Could the current “green” awareness movement result in millions of Americans and Europeans going back in time?
If so, the place to start this time travel apparently is in our own back yards – and front yards.

The green, weed-free and well-manicured lawns of today didn’t exist in America until late in the 18th century. Before that, a typical rural home would simply have packed dirt or a garden with various plants and vegetables in the front of the home.

Wealthy folks in Europe were the first to start manicuring their lawns and actually defying nature – by trying to make one species of plant, in this case grass, dominate a wide area. Nature, being what it is, will fight that notion and push for a more diverse setting – thus the years-old battle against weeds and other invasive plants on our beautiful lawns.

When industrialists from America traveled to Europe, they came back with the thought that these beautiful, sweeping lawns on an estate were a sign of prestige and beauty.

So it was, the well-manicured lawn was born in America. It wasn’t until years later, with the creation of power mowers and garden hoses that having a green lawn became more practical. And its staying power has been significant, with a major upswing during the Baby Boom era and the creation of the modern subdivision in the 1950s. Until then, taking care of a lawn took too much time and effort for most families.

So, fast-forward to the modern day “green” movement – and we’re back to talking about the environmental and financial benefits of creating low-maintenance gardens or natural prairie plants on one’s property in place of the lavish, sprawling lawn.

There is no doubt that those little patches of green at the homes of most Americans have translated into huge business. Before the current recession took hold, a Gallup survey in the early 2000’s indicated that more than 26 million households had hired “a green professional” and that the number was expected to grow.

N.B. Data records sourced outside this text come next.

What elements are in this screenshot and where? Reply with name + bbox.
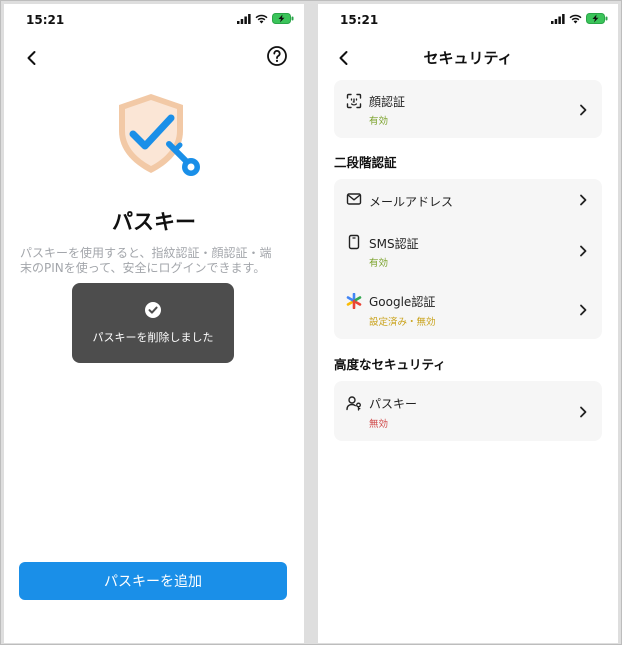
- page-title: セキュリティ: [423, 49, 513, 67]
- chevron-right-icon: [580, 194, 587, 206]
- face-auth-card: 顔認証 有効: [334, 80, 602, 138]
- google-auth-status: 設定済み・無効: [369, 317, 436, 328]
- wifi-icon: [255, 14, 268, 23]
- status-icons: [237, 13, 294, 24]
- passkey-card: パスキー 無効: [334, 381, 602, 441]
- chevron-right-icon: [580, 406, 587, 418]
- email-label: メールアドレス: [369, 195, 454, 209]
- shield-key-icon: [119, 94, 200, 176]
- page-title: パスキー: [112, 210, 196, 234]
- passkey-label: パスキー: [369, 397, 418, 411]
- passkey-description: パスキーを使用すると、指紋認証・顔認証・端末のPINを使って、安全にログインでき…: [20, 246, 272, 275]
- add-passkey-button-label: パスキーを追加: [104, 574, 202, 590]
- passkey-screen: 15:21 パスキー パスキーを使用すると、指紋認証・顔認証・端末のPINを使っ…: [4, 4, 304, 643]
- status-bar: 15:21: [4, 4, 304, 38]
- two-factor-card: メールアドレス SMS認証 有効 Google認証 設定済み・無効: [334, 179, 602, 339]
- status-time: 15:21: [26, 13, 65, 27]
- toast-notification: パスキーを削除しました: [72, 283, 234, 363]
- back-chevron-icon[interactable]: [22, 48, 42, 68]
- email-row[interactable]: メールアドレス: [334, 179, 602, 221]
- mail-icon: [346, 193, 362, 205]
- google-auth-label: Google認証: [369, 295, 436, 309]
- passkey-row[interactable]: パスキー 無効: [334, 381, 602, 441]
- smartphone-icon: [348, 234, 360, 250]
- wifi-icon: [569, 14, 582, 23]
- face-auth-status: 有効: [369, 116, 389, 127]
- passkey-status: 無効: [369, 419, 389, 430]
- add-passkey-button[interactable]: パスキーを追加: [19, 562, 287, 600]
- google-authenticator-icon: [346, 293, 362, 309]
- check-circle-icon: [145, 302, 161, 318]
- toast-message: パスキーを削除しました: [92, 331, 214, 344]
- sms-auth-label: SMS認証: [369, 237, 419, 251]
- battery-charging-icon: [272, 13, 294, 24]
- face-id-icon: [346, 93, 362, 109]
- chevron-right-icon: [580, 245, 587, 257]
- status-bar: 15:21: [318, 4, 618, 38]
- battery-charging-icon: [586, 13, 608, 24]
- face-auth-label: 顔認証: [369, 95, 406, 109]
- chevron-right-icon: [580, 304, 587, 316]
- status-time: 15:21: [340, 13, 379, 27]
- sms-auth-status: 有効: [369, 258, 389, 269]
- signal-icon: [237, 13, 251, 24]
- user-key-icon: [346, 396, 361, 411]
- two-factor-section-title: 二段階認証: [334, 155, 397, 170]
- chevron-right-icon: [580, 104, 587, 116]
- google-auth-row[interactable]: Google認証 設定済み・無効: [334, 279, 602, 339]
- signal-icon: [551, 13, 565, 24]
- sms-auth-row[interactable]: SMS認証 有効: [334, 221, 602, 279]
- face-auth-row[interactable]: 顔認証 有効: [334, 80, 602, 138]
- status-icons: [551, 13, 608, 24]
- advanced-security-section-title: 高度なセキュリティ: [334, 357, 446, 372]
- help-icon[interactable]: [266, 45, 288, 67]
- security-screen: 15:21 セキュリティ 顔認証 有効 二段階認証 メールアドレス SMS認証 …: [318, 4, 618, 643]
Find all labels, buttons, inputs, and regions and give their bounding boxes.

Environmentalists estimate that there are about 40 million to 50 million acres of lawn in the United States. Considering that in some parts of the country, an average size lawn can soak in 10,000 gallons of water a month, the amount of water used in greening up our lawns nationwide is staggering.

Slowly, some are switching over to native plants and grasses, some of which need to be cut only twice a year and can also be used to create a “meadow” as a play area for children.

A grass seed known as “eco-turf” seed is becoming more popular, as it is blended with plants such as wildflowers and clover. Most feedback from owners of such a turf claim it holds up better for kids and pets, requires very little water and virtually no fertilizing.

For many, it means putting away the sprinklers and spreaders while saving money and water through a process that actually creates an environmentally friendly habitat on their property.